Canada’s Anti-Spam Law Is Not Just for Spammers

Broad reach affects many businesses

Canada’s Anti-Spam Law  Is Not Just for Spammers

The law known as “Canada’s Anti-Spam Law” (CASL) came into force on July 1, 2014, and that deceptively narrow nickname1 has unfortunately remained, masking its surprisingly pervasive scope. CASL does not only target “spammers,” as commonly understood (such as duplicitous click-baiters, shotgun marketers or peddlers of illicit goods or schemes). Rather, it applies broadly in electronic commerce, not just to sophisticated or malicious electronic messaging campaigns, but even to single messages or interactions. CASL violations carry the potential for extraordinary penalties of up to $10 million, directors’ and officers’ liability, CRTC regulatory oversight and, as of July 2017, a private right of action bringing with it class action litigation. This underscores the need for careful CASL analysis within each organization, regardless of size or reach.

The “anti-spam” arm of CASL prohibits sending electronic messages whose purpose, wholly or partly, encourages participation in commercial activity (“commercial electronic messages” or CEMs) without both certain content and the recipient’s prior consent. Ensuring CASL-compliant content is important, but basically intuitive. Thus, it is CASL’s consent requirement that requires more attention, particularly because of the unexpected breadth of CASL’s application. Essentially, a recipient’s consent must be either “express” or “implied,” neither of which can be properly interpreted without a close look at CASL’s narrow definitions and exceptions. In fact, the CRTC recently noted that in its investigations, businesses often cannot prove they have consent to send the CEM in question, despite CASL placing that onus on senders.2

Express consent is collected in a prescribed manner (interestingly, messages to collect consent are themselves CEMs requiring consent). Such consent must be collected directly, clearly and separately, not via language buried in form contracts. Implied consent and exceptions are narrowly-scoped and often time-limited under CASL, despite what casual interpretation might infer. For example, implied consent can arise from “existing business relationships,” such as purchasing goods from the sender within the past two years (making this consent difficult to use long-term), and even if a potential recipient gives a business card to a prospective sender, CASL only implies consent for a CEM that itself is relevant to the former’s role or duties (preventing the usefulness of this consent for general mailing lists unless such relevance is guaranteed for all CEMs).
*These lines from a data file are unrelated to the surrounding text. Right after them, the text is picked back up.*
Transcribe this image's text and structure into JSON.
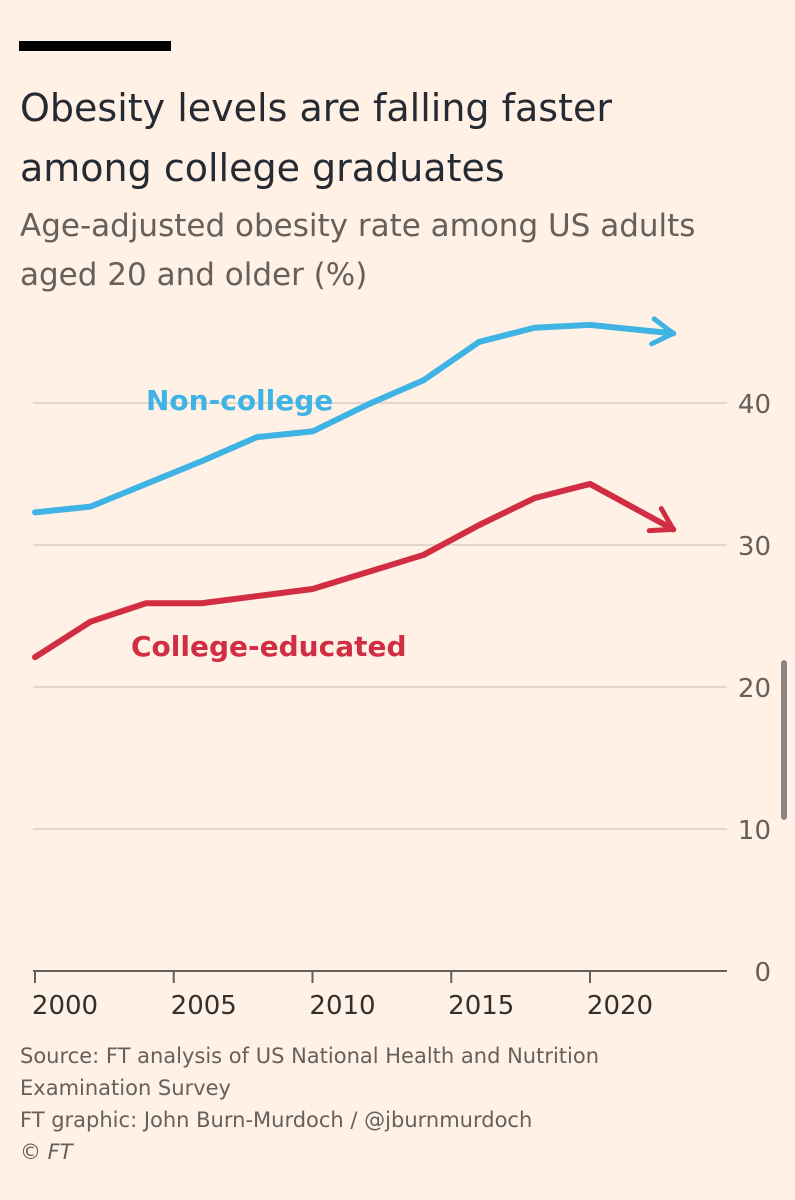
{
  "title_line1": "Obesity levels are falling faster",
  "title_line2": "among college graduates",
  "subtitle_line1": "Age-adjusted obesity rate among US adults",
  "subtitle_line2": "aged 20 and older (%)",
  "source_line1": "Source: FT analysis of US National Health and Nutrition",
  "source_line2": "Examination Survey",
  "credit": "FT graphic: John Burn-Murdoch / @jburnmurdoch",
  "copyright": "© FT",
  "chart_data": {
    "type": "line",
    "title": "Obesity levels are falling faster among college graduates",
    "subtitle": "Age-adjusted obesity rate among US adults aged 20 and older (%)",
    "xlabel": "",
    "ylabel": "",
    "x_ticks": [
      2000,
      2005,
      2010,
      2015,
      2020
    ],
    "y_ticks": [
      0,
      10,
      20,
      30,
      40
    ],
    "xlim": [
      2000,
      2025
    ],
    "ylim": [
      0,
      45
    ],
    "grid": true,
    "series": [
      {
        "name": "Non-college",
        "color": "#3FB4E4",
        "x": [
          2000,
          2002,
          2004,
          2006,
          2008,
          2010,
          2012,
          2014,
          2016,
          2018,
          2020,
          2023
        ],
        "values": [
          32.3,
          32.7,
          34.3,
          35.9,
          37.6,
          38.0,
          39.9,
          41.6,
          44.3,
          45.3,
          45.5,
          44.9
        ]
      },
      {
        "name": "College-educated",
        "color": "#D12E43",
        "x": [
          2000,
          2002,
          2004,
          2006,
          2008,
          2010,
          2012,
          2014,
          2016,
          2018,
          2020,
          2023
        ],
        "values": [
          22.1,
          24.6,
          25.9,
          25.9,
          26.4,
          26.9,
          28.1,
          29.3,
          31.4,
          33.3,
          34.3,
          31.1
        ]
      }
    ]
  }
}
This makes properly-collected express consent – clear and, until the recipient unsubscribes, everlasting – the best choice under the CASL regime. Indeed, a practical compliance technique, for those without sophisticated consent tracking tools, is to rely heavily on express consent, using implied consent windows to collect express consent instead of using implied consent as the substantive basis to send most CEMs.

Organizations must consider cataloguing and understanding their electronic interactions that may be regulated by CASL, and maintaining evidence of consent (e.g. audio recordings of oral consent, signed consent forms, recorded dates of transactions and documented procedures). Most importantly, and as recommended by the CRTC in its published guidance3 – organizations should implement, update and enforce policies that frame and document CASL (including collection and evidence of consent) in the specific business context of that organization. Taking these steps can help establish due diligence, a statutory CASL defence, to counter potential CASL violations.

CASL’s complexity makes it difficult to prevent all violations, so understanding it and identifying potential compliance issues within the organizational context is critical. An organization that assumes that CASL does not apply – whether to the organization generally or to any of its particular electronic interactions – could be making a costly mistake, particularly in light of CASL’s impending private right of action.